After trying numerous times in the past year to spot the Powerful Owl and Southern Boobook in Melbourne’s Royal Botanical Gardens, I can confidently tell you how not to spot an owl. In fact, after a last ditch attempt to spotlight the Barn Owl at the Western Treatment Plant, Jason and I hit a Bad Birding low. (Or a Bad Birding high I guess, because it was wildly unsuccessful. Perspective.)
So, here’s how NOT to spot an owl in the Melbourne area, so you can NOT spot them too:
1) Watch ebird religiously. Once the Powerful Owl has been spotted recently for several consecutive days at the Royal Botanical Gardens, go. Immediately. Don’t hesitate! Owls like punctuality. Fortunately, so do construction workers. Don’t worry, a construction project will just have started in Fern Gully where the owl is known to frequent. The day you arrive, so will construction workers, and the owl will leave forever. Hurray! You’re guaranteed NOT to see it! However, you will get to check plenty of construction equipment off your list instead. As the Powerful Owl would say, “Woo-hoo!”
2) Ask Royal Botanical Staff about the resident Southern Boobook (a small Australian owl). Get one of those handy free paper maps the garden hands out like candy to babies, and get the friendly staff to draw a map to Boobook’s favourite palm tree. Then, learn from friendly staff that Boobook most likely was eaten!!! How do they know? Boobook feathers at the bottom of the palm. Who ate it, we wondered. Probably the illusive resident Powerful Owl, we speculated. “Woo-hoo!”
3) Look for owl pellets in Yarra Bend Park. Find fresh owl pellets along the trail in similar spots for weeks. Look up into surrounding eukalypts. Ensure to strain your neck for maximum effort. Don’t worry, owls are so good at hiding in broad daylight you’ll never find them! Success!

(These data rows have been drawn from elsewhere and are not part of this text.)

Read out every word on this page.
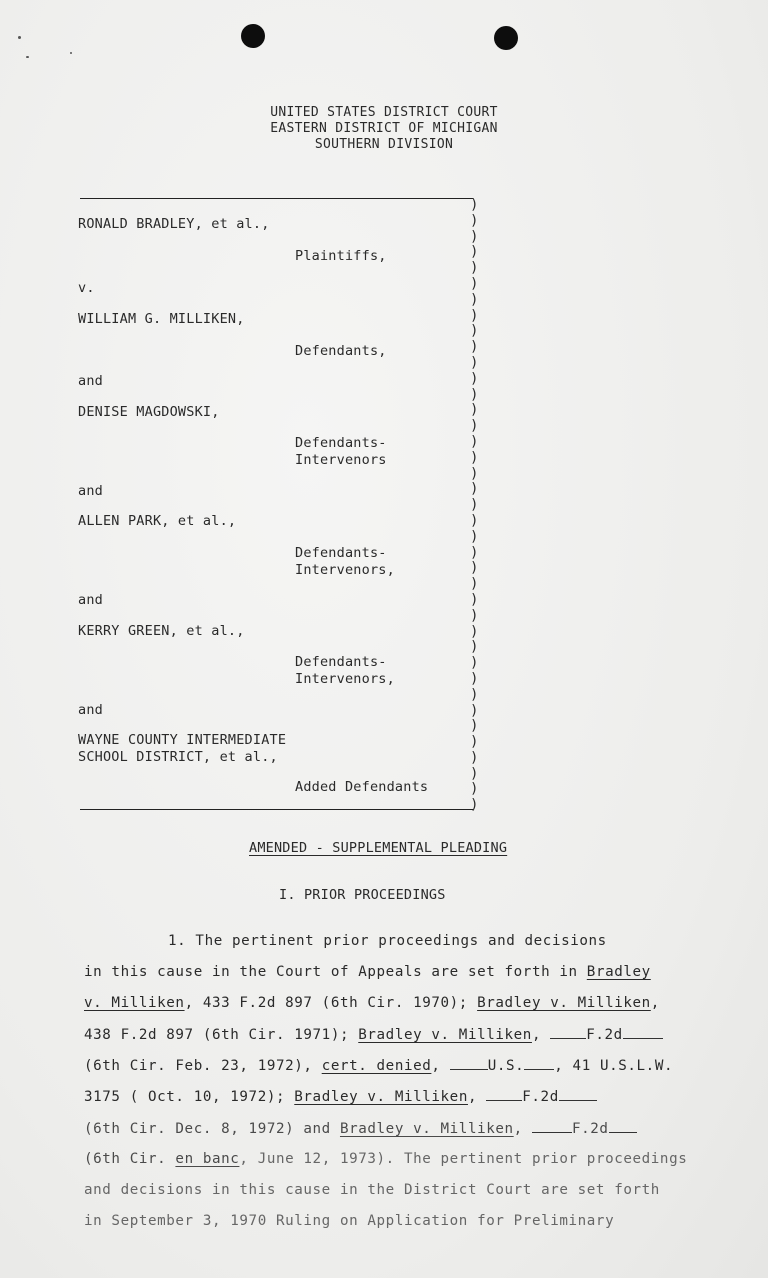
UNITED STATES DISTRICT COURT
EASTERN DISTRICT OF MICHIGAN
SOUTHERN DIVISION
)
)
)
)
)
)
)
)
)
)
)
)
)
)
)
)
)
)
)
)
)
)
)
)
)
)
)
)
)
)
)
)
)
)
)
)
)
)
)
RONALD BRADLEY, et al.,
Plaintiffs,
v.
WILLIAM G. MILLIKEN,
Defendants,
and
DENISE MAGDOWSKI,
Defendants-
Intervenors
and
ALLEN PARK, et al.,
Defendants-
Intervenors,
and
KERRY GREEN, et al.,
Defendants-
Intervenors,
and
WAYNE COUNTY INTERMEDIATE
SCHOOL DISTRICT, et al.,
Added Defendants
AMENDED - SUPPLEMENTAL PLEADING
I. PRIOR PROCEEDINGS
1. The pertinent prior proceedings and decisions
in this cause in the Court of Appeals are set forth in Bradley
v. Milliken, 433 F.2d 897 (6th Cir. 1970); Bradley v. Milliken,
438 F.2d 897 (6th Cir. 1971); Bradley v. Milliken,	F.2d
(6th Cir. Feb. 23, 1972), cert. denied,	U.S. , 41 U.S.L.W.
3175 ( Oct. 10, 1972); Bradley v. Milliken,	F.2d
(6th Cir. Dec. 8, 1972) and Bradley v. Milliken,	F.2d
(6th Cir. en banc, June 12, 1973). The pertinent prior proceedings
and decisions in this cause in the District Court are set forth
in September 3, 1970 Ruling on Application for Preliminary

5) When camping at Terrick Terrick National Park and you hear a dog barking in the bush and later the creepiest screaming banshee noise of your life, whatever you do, avoid the dogs and banshees and keep you and your flashlight safely in the tent. You’ll also avoid spotlighting the Barking Owl!
6) Finally, go to the Western Treatment Plant at night. Make sure to go in the winter time–it gets dark earlier and you don’t have to wait long. Bring your fancy flashlight that’s military-grade. Bring your dinner. Watch the sunset. Wait along a deserted road by some farm land until it gets pitch black and the sun has disappeared over the horizon. Get hungry. Start eating. See a black owl-like shape hovering over a field next to the car. Don’t worry, your hands are so full of sandwich you won’t be able to grab your flashlight or camera in time to determine whether the hovering night-bird was the Tawny Frogmouth or Barn Owl. The Reader’s Digest Book of Australian Birds will suggest that the hovering behaviour is indicative of the Barn Owl, but you’ll never know for sure. Phew! Owl spotting averted!

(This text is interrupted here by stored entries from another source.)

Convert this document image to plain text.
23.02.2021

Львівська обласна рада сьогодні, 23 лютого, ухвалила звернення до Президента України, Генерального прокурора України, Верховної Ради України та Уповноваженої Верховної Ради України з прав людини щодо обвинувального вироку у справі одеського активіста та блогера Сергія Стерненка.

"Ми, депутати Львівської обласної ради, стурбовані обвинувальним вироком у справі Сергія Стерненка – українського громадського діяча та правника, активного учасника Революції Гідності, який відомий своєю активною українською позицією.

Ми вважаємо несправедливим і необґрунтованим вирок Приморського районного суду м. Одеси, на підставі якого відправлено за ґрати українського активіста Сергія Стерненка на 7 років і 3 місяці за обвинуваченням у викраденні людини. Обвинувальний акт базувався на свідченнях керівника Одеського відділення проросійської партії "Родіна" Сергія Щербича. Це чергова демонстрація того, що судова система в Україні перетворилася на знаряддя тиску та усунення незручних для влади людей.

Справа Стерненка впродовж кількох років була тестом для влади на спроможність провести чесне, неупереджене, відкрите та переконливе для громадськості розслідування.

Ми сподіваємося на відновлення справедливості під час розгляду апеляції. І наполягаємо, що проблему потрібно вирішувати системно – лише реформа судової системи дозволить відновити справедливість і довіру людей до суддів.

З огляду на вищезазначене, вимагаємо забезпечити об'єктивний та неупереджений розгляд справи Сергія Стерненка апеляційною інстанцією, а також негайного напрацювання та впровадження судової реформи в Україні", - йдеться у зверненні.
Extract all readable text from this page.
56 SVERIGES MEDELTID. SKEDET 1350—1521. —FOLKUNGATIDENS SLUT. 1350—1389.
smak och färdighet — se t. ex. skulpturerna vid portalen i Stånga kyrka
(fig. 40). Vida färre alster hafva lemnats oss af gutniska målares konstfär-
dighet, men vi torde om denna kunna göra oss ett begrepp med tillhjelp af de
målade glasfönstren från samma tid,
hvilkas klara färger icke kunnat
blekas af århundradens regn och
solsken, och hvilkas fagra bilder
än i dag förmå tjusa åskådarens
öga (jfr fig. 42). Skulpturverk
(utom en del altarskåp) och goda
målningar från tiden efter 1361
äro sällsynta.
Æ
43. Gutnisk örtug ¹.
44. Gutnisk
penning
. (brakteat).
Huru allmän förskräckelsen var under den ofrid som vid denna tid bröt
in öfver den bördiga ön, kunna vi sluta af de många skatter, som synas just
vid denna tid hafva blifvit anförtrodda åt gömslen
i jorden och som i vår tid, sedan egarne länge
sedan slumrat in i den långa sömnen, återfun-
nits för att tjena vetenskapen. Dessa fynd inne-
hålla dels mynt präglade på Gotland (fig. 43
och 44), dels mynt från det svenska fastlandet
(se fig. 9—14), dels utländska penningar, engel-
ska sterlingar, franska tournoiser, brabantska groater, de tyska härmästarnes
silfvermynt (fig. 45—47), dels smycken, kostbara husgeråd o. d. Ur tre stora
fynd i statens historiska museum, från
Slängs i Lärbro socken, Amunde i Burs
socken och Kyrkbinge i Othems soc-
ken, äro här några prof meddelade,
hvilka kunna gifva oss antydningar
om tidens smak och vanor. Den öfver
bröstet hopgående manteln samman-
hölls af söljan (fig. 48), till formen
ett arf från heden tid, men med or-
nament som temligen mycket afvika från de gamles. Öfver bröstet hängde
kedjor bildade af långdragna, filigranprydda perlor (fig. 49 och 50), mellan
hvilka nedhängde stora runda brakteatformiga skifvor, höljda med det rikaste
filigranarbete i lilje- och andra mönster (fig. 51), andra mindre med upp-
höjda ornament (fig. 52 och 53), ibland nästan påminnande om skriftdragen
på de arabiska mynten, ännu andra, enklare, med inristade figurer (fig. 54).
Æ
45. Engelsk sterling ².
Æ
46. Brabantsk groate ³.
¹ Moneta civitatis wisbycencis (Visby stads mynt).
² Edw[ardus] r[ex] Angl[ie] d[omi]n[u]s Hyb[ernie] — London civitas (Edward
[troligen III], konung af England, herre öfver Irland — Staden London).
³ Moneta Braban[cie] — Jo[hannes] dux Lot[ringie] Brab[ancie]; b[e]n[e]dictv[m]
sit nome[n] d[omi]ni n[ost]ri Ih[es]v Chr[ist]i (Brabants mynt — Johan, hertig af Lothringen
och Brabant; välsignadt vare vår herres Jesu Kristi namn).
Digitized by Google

Despite NOT spotting many owls, Jason and I did manage to spot one species of owl in Australia: the Rufous Owl at the Darwin Botanical Gardens.
We only spotted the Rufous Owl, because we ran into a couple of guys wearing binoculars along the Rainforest Walk who were talking (fortunately for us) about spotting an owl. They were kind enough to point the pair of owls out to us. Without their help, it would have been a tricky endeavour, as you had to tilt your head just so as you looked through the rainforest to glimpse the birds. This was the only owl we ever spotted in Australia!
More recently in Canada, we were fortunate enough to spot a Great Horned Owl in an urban park merely by chance.
My conclusion from these experiences on how to spot an owl is the following:
- Ask the guy with the binoculars. If he’s talking about owls, he’s probably seen one.
- Alternatively, you don’t spot an owl. The owl will spot you.
Note: Since owls are often threatened and fragile species, it is always important to look for owls ethically. We never use call play back methods, give the birds lots of space (I use a zoom lens), and for our spotlighting attempt were going to follow Birdlife Australia’s ethical birding guidelines. Since we never wound up pointing our flashlight at the potential Barn Owl, this was somewhat of a non-issue. However, if we had managed to get our act together, we were going to shine the light briefly (a few seconds) at minimum power. In some ways I’m glad that we were unsuccessful, since it seems like barn owls in Victoria are currently having a hard time.